Fix formatting of CHECK lines in several of the lit tests.

sfertile marked 2 inline comments as done.Feb 20 2020, 10:13 AM
Xiangling_L accepted this revision.Feb 21 2020, 8:26 AM

LGTM with a minor comment

llvm/lib/Target/PowerPC/PPCFrameLowering.cpp
929

minor issue: inconsistency between how to get instruction TII.get(PPC::MFOCRF8) and MoveFromCondRegInst?

This revision is now accepted and ready to land.Feb 21 2020, 8:26 AM
cebowleratibm added inline comments.Feb 24 2020, 5:00 AM
llvm/lib/Target/PowerPC/PPCFrameLowering.cpp
929

I think the current code is the preferred form. I had asked for the IsPPC64 assertion above to clarify to the reader that it's ok to hard code MFOCRF8.
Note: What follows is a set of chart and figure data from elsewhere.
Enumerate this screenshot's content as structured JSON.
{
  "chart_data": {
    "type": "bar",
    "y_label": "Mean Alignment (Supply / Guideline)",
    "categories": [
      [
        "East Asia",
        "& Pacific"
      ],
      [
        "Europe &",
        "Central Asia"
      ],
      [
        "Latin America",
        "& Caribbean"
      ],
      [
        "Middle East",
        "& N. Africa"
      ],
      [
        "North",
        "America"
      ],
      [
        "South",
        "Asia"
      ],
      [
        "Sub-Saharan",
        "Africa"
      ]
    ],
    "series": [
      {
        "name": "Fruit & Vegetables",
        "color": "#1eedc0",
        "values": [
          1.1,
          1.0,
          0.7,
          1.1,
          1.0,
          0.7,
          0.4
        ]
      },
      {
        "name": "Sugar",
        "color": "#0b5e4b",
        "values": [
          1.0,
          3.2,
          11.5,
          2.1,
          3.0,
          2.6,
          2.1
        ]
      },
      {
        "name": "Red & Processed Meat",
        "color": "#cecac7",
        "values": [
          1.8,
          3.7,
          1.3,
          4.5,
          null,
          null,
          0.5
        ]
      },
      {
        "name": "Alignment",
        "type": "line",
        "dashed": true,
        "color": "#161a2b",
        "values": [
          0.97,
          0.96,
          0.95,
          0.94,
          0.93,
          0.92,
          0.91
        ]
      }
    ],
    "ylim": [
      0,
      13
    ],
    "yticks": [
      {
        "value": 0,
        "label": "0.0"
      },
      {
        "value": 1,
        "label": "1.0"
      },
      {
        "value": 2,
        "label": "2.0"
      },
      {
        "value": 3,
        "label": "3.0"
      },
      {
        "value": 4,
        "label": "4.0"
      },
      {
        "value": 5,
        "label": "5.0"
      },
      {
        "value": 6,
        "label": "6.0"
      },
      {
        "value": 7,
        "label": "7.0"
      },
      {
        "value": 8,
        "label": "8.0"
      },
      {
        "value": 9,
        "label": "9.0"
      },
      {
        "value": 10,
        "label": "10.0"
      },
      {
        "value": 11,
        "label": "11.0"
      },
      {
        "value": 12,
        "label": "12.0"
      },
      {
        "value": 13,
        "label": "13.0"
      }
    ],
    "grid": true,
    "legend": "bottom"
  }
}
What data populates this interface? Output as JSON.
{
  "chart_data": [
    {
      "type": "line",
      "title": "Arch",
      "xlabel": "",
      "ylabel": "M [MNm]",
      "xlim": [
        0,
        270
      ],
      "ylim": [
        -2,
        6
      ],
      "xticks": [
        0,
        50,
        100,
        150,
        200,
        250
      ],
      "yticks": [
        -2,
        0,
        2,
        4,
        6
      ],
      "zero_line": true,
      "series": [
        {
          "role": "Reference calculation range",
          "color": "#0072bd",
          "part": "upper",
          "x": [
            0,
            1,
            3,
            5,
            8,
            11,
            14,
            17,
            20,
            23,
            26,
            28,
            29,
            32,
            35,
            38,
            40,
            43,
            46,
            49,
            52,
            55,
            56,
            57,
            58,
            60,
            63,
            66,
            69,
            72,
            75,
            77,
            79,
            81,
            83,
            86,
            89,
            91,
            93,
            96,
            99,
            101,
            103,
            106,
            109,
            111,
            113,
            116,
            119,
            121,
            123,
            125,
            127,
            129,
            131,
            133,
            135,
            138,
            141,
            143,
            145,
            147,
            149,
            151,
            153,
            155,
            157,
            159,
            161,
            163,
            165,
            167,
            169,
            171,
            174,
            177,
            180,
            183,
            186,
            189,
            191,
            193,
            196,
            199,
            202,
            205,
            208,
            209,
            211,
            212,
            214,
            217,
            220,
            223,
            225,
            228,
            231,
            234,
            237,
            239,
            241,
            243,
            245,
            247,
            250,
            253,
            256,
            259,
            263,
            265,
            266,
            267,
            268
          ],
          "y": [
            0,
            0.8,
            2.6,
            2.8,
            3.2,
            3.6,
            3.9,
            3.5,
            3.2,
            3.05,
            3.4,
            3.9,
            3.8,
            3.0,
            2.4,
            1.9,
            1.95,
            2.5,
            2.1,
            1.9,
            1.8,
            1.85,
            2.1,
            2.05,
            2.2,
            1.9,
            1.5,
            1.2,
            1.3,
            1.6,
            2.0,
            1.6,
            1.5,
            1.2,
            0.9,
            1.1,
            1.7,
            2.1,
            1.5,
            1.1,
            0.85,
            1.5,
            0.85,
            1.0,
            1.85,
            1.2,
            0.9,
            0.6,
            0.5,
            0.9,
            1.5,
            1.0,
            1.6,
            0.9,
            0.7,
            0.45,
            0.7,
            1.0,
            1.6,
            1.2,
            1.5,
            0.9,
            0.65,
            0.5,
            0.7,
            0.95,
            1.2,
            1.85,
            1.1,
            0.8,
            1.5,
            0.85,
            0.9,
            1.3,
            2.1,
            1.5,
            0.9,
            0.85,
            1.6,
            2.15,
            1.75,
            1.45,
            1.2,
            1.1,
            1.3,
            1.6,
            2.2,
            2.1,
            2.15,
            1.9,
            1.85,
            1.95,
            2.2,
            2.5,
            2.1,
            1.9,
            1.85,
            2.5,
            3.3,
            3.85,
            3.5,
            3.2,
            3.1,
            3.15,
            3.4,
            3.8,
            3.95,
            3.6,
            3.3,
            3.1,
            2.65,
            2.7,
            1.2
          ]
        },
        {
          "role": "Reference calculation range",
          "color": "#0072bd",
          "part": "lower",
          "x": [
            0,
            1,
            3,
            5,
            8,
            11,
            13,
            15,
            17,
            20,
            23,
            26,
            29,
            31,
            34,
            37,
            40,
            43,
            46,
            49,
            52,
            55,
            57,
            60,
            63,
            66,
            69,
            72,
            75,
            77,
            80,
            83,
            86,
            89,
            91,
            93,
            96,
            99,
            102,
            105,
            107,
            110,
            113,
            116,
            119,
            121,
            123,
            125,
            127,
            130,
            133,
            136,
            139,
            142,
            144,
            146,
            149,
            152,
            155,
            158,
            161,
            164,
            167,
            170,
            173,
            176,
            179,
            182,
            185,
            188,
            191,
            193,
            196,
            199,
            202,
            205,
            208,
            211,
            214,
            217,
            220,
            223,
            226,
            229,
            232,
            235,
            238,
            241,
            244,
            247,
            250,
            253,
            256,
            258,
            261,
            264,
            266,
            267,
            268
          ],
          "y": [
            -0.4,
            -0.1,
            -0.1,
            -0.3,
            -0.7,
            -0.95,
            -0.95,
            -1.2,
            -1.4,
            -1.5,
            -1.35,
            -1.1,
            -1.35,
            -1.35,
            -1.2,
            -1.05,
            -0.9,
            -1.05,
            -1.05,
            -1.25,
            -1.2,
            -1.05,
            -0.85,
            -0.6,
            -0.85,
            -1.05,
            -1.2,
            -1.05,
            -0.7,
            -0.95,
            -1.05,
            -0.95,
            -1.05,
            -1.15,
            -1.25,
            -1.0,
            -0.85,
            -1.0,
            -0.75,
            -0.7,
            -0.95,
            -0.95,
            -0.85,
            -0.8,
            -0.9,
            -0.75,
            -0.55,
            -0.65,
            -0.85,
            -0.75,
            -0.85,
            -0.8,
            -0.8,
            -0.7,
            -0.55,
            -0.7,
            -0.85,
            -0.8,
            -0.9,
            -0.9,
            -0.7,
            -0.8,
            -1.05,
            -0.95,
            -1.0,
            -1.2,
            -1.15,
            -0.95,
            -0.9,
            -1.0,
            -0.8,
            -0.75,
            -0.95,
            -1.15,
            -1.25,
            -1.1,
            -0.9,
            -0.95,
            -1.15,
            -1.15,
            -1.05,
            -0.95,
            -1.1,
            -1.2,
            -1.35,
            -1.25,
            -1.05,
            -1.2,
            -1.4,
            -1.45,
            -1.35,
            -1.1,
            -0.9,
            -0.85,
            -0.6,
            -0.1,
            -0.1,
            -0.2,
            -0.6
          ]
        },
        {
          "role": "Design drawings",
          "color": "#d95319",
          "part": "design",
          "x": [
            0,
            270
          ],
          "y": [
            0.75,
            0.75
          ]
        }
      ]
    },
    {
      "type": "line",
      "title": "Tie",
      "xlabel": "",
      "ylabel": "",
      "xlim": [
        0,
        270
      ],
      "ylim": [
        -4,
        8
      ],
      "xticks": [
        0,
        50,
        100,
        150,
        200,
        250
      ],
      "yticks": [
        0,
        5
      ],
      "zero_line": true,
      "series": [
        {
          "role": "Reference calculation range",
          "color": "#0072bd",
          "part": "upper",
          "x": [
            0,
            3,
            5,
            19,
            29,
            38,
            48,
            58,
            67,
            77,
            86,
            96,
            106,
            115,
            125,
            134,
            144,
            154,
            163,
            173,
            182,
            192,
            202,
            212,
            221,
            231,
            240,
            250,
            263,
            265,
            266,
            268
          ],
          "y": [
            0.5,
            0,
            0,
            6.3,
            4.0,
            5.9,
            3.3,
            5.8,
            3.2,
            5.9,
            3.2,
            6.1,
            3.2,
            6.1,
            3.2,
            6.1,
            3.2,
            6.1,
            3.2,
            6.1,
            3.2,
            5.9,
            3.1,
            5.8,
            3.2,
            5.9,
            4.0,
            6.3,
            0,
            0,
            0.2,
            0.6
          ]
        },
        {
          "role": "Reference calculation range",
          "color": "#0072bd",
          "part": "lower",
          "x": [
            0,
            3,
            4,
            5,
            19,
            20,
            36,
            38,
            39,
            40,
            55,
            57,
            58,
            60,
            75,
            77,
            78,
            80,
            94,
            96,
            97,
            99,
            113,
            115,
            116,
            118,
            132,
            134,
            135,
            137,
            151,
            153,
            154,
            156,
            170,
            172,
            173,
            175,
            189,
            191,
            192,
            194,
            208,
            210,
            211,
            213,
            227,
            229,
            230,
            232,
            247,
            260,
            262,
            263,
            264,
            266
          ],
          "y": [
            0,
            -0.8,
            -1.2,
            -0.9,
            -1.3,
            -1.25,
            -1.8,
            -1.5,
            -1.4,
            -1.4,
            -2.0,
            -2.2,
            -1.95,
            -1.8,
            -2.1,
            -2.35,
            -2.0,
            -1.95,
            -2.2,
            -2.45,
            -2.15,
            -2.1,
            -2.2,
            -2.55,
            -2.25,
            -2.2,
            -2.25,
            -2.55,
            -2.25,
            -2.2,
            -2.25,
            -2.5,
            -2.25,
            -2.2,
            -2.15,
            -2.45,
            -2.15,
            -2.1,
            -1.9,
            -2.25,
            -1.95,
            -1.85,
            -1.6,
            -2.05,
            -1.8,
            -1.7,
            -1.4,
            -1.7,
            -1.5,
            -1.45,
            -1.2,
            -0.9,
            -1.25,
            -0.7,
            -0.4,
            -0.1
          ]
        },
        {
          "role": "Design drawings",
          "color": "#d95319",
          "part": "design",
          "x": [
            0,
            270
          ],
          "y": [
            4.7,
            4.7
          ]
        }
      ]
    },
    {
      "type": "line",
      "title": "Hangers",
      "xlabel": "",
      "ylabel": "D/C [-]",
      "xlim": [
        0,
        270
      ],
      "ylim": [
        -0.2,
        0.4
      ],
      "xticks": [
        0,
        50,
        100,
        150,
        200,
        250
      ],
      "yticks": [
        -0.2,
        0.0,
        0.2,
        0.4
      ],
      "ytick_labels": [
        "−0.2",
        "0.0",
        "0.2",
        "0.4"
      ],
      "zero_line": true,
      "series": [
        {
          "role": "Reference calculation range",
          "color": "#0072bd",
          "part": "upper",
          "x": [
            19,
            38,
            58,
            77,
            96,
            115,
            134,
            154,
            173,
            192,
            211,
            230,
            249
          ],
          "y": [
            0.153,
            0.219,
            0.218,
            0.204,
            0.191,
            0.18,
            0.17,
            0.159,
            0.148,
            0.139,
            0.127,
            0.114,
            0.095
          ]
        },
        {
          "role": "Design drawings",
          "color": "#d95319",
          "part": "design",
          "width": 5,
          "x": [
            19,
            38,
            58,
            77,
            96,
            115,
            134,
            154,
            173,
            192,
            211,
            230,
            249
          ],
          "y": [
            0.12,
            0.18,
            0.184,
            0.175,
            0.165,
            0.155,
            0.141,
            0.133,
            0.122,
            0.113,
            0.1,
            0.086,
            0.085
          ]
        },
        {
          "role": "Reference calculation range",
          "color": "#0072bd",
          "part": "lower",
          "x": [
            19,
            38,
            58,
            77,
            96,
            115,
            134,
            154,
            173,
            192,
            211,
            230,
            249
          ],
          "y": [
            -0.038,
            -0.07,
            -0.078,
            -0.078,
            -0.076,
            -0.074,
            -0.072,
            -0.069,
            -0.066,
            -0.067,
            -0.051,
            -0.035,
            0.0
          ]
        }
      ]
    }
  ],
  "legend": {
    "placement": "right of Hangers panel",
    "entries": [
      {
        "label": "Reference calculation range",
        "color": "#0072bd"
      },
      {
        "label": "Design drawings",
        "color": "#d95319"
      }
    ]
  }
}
sfertile marked an inline comment as done.Feb 24 2020, 7:29 AM
sfertile added inline comments.
llvm/lib/Target/PowerPC/PPCFrameLowering.cpp
929

Like Chris says: MoveFromCondRegInst --> opcode depends on if we are targeting 32-bit or 64-bit codegen, while the hard-coded opcode is to call out explicitly that this code is 64-bit only (in conjunction with the assert).

This revision was automatically updated to reflect the committed changes.